This recent news item about Target using analytics to target (pun intended) promotions to newly pregnant mothers and the controversy surrounding it illustrates a profound dilemma. How should data be used for predictive purposes? The privacy issues, loss of control on the sharing of personal information, much less the risks of unexpected consequences, raise serious questions for those of us in the industry who develop the models to answer business questions of apparent importance to an organization.
Target's business question seems innocent enough – determine as quickly as possible those customers who are likely to be pregnant and interested in certain products and promotions to capture their purchase and loyalty before losing it to the competition. But at what cost? In the case of the father who found out his teen daughter might be pregnant because of coupons sent to the home before she shared the information with the family, Target is facing more than just a public relations challenge. A false positive for this family might have created a bit of an awkward firestorm at home. In this case, the correct prediction did more than create a firestorm, it changed their lives and took the choice and control away from their customer. Is that really the desired result?
What should we be asking? What is the appropriate use of source data? What are the possible implications of accurate predictions and false positives? False positives in a predictive model to identify fraudulent tax refunds might only embarrass the taxpayer or delay the processing while scrutinized in a deeper review. There may be no lasting damage other than a frustrated taxpayer. Furthermore, correct predictions may have no negative consequences for the tax agency, but appropriately negative consequences for the perpetrator of refund fraud. Determining which students may be likely to drop out of university, accept an offer of admission to a program, or be delinquent in tuition payments also seem relatively innocuous.
What do we ever really know about what organizations might be doing with information collected about us? Very little. Should this level of use be disclosed and required in privacy notices? Should it depend on the type of use?
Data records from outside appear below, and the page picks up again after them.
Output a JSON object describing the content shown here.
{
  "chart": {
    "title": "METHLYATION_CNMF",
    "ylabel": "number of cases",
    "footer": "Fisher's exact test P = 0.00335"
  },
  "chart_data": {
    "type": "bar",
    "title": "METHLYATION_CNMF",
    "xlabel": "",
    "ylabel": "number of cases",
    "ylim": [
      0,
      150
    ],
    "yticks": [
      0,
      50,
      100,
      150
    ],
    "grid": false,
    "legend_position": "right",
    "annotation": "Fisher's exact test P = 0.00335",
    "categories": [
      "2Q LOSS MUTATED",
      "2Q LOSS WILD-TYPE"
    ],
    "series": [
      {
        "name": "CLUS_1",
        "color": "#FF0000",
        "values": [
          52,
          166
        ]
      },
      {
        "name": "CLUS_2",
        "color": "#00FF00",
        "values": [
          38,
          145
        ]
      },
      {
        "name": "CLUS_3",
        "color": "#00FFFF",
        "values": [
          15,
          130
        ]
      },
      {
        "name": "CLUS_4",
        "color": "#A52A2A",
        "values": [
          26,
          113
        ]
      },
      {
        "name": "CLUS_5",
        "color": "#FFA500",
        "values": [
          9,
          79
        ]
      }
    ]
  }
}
Recently when my mortgage was sold to another servicer, I received a privacy disclosure that made it very clear that I had no rights or choice on how the bank used my personal and loan data for internal purposes. The notice pointed out this was legal under federal law. I only could indicate my preferences for how data was used with affiliates and how it was shared outside the bank. That still leaves the problem of how they might use personal data internally for their own predictive modeling that I may find inappropriate.
As BI professionals we should consider more than just the technical accuracy of a predictive model and the selected target variable. Is would also seem appropriate to consider privacy, potential consequences, and whether the end customer has a choice in saying how that data is to be used or not for decision making purposes. Perhaps the Golden Rule would be a prudent test.